Risks and Open Questions

The $9B isn't a costless decision. Three risks LPs flagged in 2025 conversations:

Capital-deployment pressure

Deploying $4.5B at seed and Series A in 3 years requires writing 80–120 checks/year — roughly double the firm&apos;s 2022 pace. That tests partner attention.

OpenAI concentration

OpenAI is the largest single mark on the books. A 50% markdown on that position would materially dent reported TVPI on the prior fund family.

Fee compression

Sophisticated LPs are pressing for tiered management fees on the opportunity fund — 1.5% on the first $1B, 1.0% thereafter — versus a flat 2%.

The $9B raise is not a story about Lightspeed.

It is a story about LPs concentrating venture capital into the 15 firms with proven DPI, multi-stage operating models, and a credible AI position — and writing very few checks anywhere else.

Track VC fund performance and AI valuations on the VC Performance Dashboard and AI Valuations Dashboard at Value Add VC. Originally published in the Trace Cohen newsletter.

Frequently Asked Questions

How much did Lightspeed Venture Partners raise in 2026?

Lightspeed Venture Partners closed roughly $9B in 2026 across three vehicles: a flagship multi-stage fund near $4.5B, an opportunity/growth fund near $3.5B, and a Lightspeed Select late-stage vehicle near $1B. The raise pushes firm-wide AUM past $35B and follows the $7.1B raise across the prior fund family in 2022.

Who are the LPs backing the Lightspeed Venture Partners 2026 fundraise?

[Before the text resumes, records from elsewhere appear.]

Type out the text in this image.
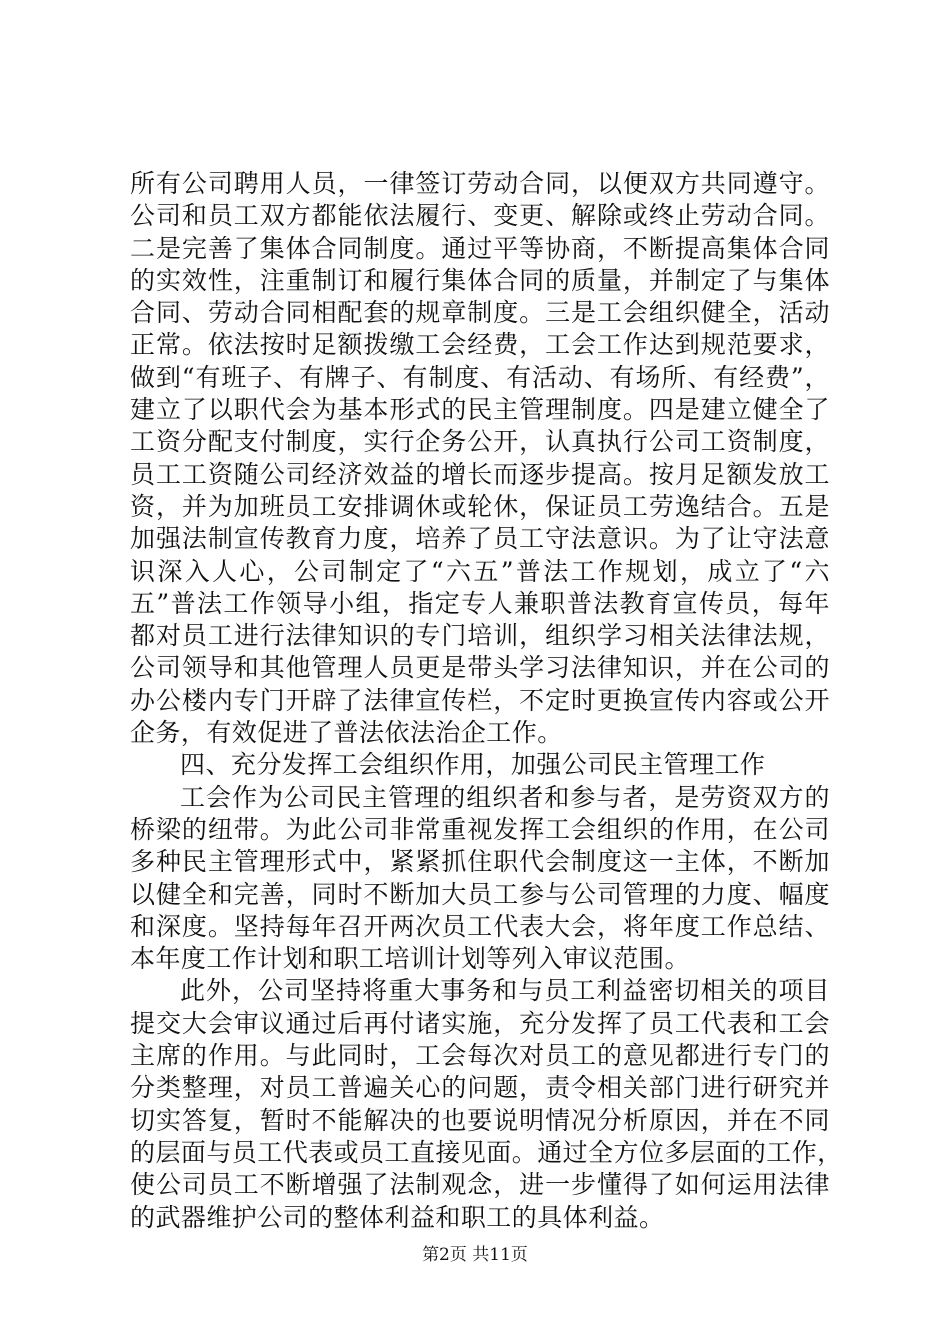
所有公司聘用人员，一律签订劳动合同，以便双方共同遵守。
公司和员工双方都能依法履行、变更、解除或终止劳动合同。
二是完善了集体合同制度。通过平等协商，不断提高集体合同
的实效性，注重制订和履行集体合同的质量，并制定了与集体
合同、劳动合同相配套的规章制度。三是工会组织健全，活动
正常。依法按时足额拨缴工会经费，工会工作达到规范要求，
做到“有班子、有牌子、有制度、有活动、有场所、有经费”，
建立了以职代会为基本形式的民主管理制度。四是建立健全了
工资分配支付制度，实行企务公开，认真执行公司工资制度，
员工工资随公司经济效益的增长而逐步提高。按月足额发放工
资，并为加班员工安排调休或轮休，保证员工劳逸结合。五是
加强法制宣传教育力度，培养了员工守法意识。为了让守法意
识深入人心，公司制定了“六五”普法工作规划，成立了“六
五”普法工作领导小组，指定专人兼职普法教育宣传员，每年
都对员工进行法律知识的专门培训，组织学习相关法律法规，
公司领导和其他管理人员更是带头学习法律知识，并在公司的
办公楼内专门开辟了法律宣传栏，不定时更换宣传内容或公开
企务，有效促进了普法依法治企工作。
四、充分发挥工会组织作用，加强公司民主管理工作
工会作为公司民主管理的组织者和参与者，是劳资双方的
桥梁的纽带。为此公司非常重视发挥工会组织的作用，在公司
多种民主管理形式中，紧紧抓住职代会制度这一主体，不断加
以健全和完善，同时不断加大员工参与公司管理的力度、幅度
和深度。坚持每年召开两次员工代表大会，将年度工作总结、
本年度工作计划和职工培训计划等列入审议范围。
此外，公司坚持将重大事务和与员工利益密切相关的项目
提交大会审议通过后再付诸实施，充分发挥了员工代表和工会
主席的作用。与此同时，工会每次对员工的意见都进行专门的
分类整理，对员工普遍关心的问题，责令相关部门进行研究并
切实答复，暂时不能解决的也要说明情况分析原因，并在不同
的层面与员工代表或员工直接见面。通过全方位多层面的工作，
使公司员工不断增强了法制观念，进一步懂得了如何运用法律
的武器维护公司的整体利益和职工的具体利益。
第2页 共11页
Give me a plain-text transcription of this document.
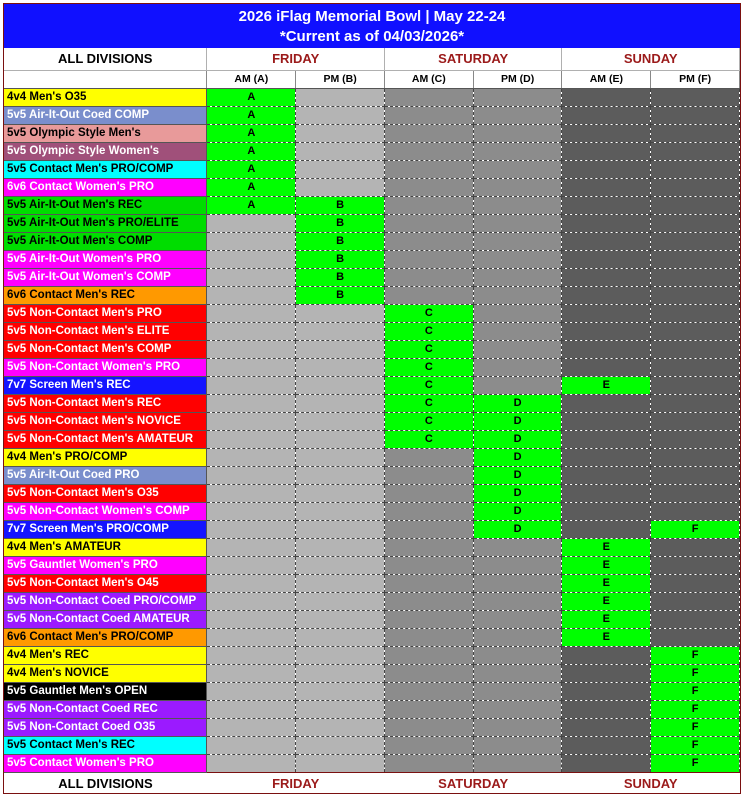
2026 iFlag Memorial Bowl | May 22-24
*Current as of 04/03/2026*
ALL DIVISIONS	FRIDAY		SATURDAY		SUNDAY	
	AM (A)	PM (B)	AM (C)	PM (D)	AM (E)	PM (F)
4v4 Men's O35	A					
5v5 Air-It-Out Coed COMP	A					
5v5 Olympic Style Men's	A					
5v5 Olympic Style Women's	A					
5v5 Contact Men's PRO/COMP	A					
6v6 Contact Women's PRO	A					
5v5 Air-It-Out Men's REC	A	B				
5v5 Air-It-Out Men's PRO/ELITE		B				
5v5 Air-It-Out Men's COMP		B				
5v5 Air-It-Out Women's PRO		B				
5v5 Air-It-Out Women's COMP		B				
6v6 Contact Men's REC		B				
5v5 Non-Contact Men's PRO			C			
5v5 Non-Contact Men's ELITE			C			
5v5 Non-Contact Men's COMP			C			
5v5 Non-Contact Women's PRO			C			
7v7 Screen Men's REC			C		E	
5v5 Non-Contact Men's REC			C	D		
5v5 Non-Contact Men's NOVICE			C	D		
5v5 Non-Contact Men's AMATEUR			C	D		
4v4 Men's PRO/COMP				D		
5v5 Air-It-Out Coed PRO				D		
5v5 Non-Contact Men's O35				D		
5v5 Non-Contact Women's COMP				D		
7v7 Screen Men's PRO/COMP				D		F
4v4 Men's AMATEUR					E	
5v5 Gauntlet Women's PRO					E	
5v5 Non-Contact Men's O45					E	
5v5 Non-Contact Coed PRO/COMP					E	
5v5 Non-Contact Coed AMATEUR					E	
6v6 Contact Men's PRO/COMP					E	
4v4 Men's REC						F
4v4 Men's NOVICE						F
5v5 Gauntlet Men's OPEN						F
5v5 Non-Contact Coed REC						F
5v5 Non-Contact Coed O35						F
5v5 Contact Men's REC						F
5v5 Contact Women's PRO						F
ALL DIVISIONS	FRIDAY		SATURDAY		SUNDAY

The Lightspeed Venture Partners 2026 fundraise is anchored by long-standing institutional LPs: large US public pension systems, Singapore and Abu Dhabi sovereign wealth funds, US university endowments, and a small group of multi-generational family offices. Roughly 85% of capital comes from re-ups, with the remaining 15% from new institutional investors that the firm pre-screened during 2025.

What is Lightspeed Venture Partners' track record?

Lightspeed's track record across 24 years includes Snap (IPO 2017), Affirm (IPO 2021), Mulesoft (acquired by Salesforce for $6.5B in 2018), Nutanix, Epic Games, Carta, Faire, and an early position in OpenAI. Recent funds are tracking 2.8x–3.4x net TVPI and 19%–24% net IRR per LP filings, placing the firm in the top quartile by vintage across 2017, 2019, and 2022.

What sectors will the Lightspeed Venture Partners $9B fund invest in?

The Lightspeed Venture Partners $9B fund family will concentrate roughly 55% of capital on AI infrastructure, AI applications, and AI-native vertical software. Enterprise SaaS gets another 20%, consumer and fintech 15%, and the remaining 10% goes to deep tech including defense, energy, and bio. Average check sizes range from $5M at seed to $250M+ at growth stage out of the opportunity fund.

How does the Lightspeed Venture Partners 2026 raise compare to a16z and Sequoia?

The Lightspeed $9B raise sits between Sequoia's roughly $8B 2024 fund family and Andreessen Horowitz's $15B+ AI-heavy 2025 raise. Where a16z built a vertically-integrated firm with media and operations layers, Lightspeed has kept investment professional headcount tight at roughly 90 people across 5 offices, betting on partner-led judgment over platform scale.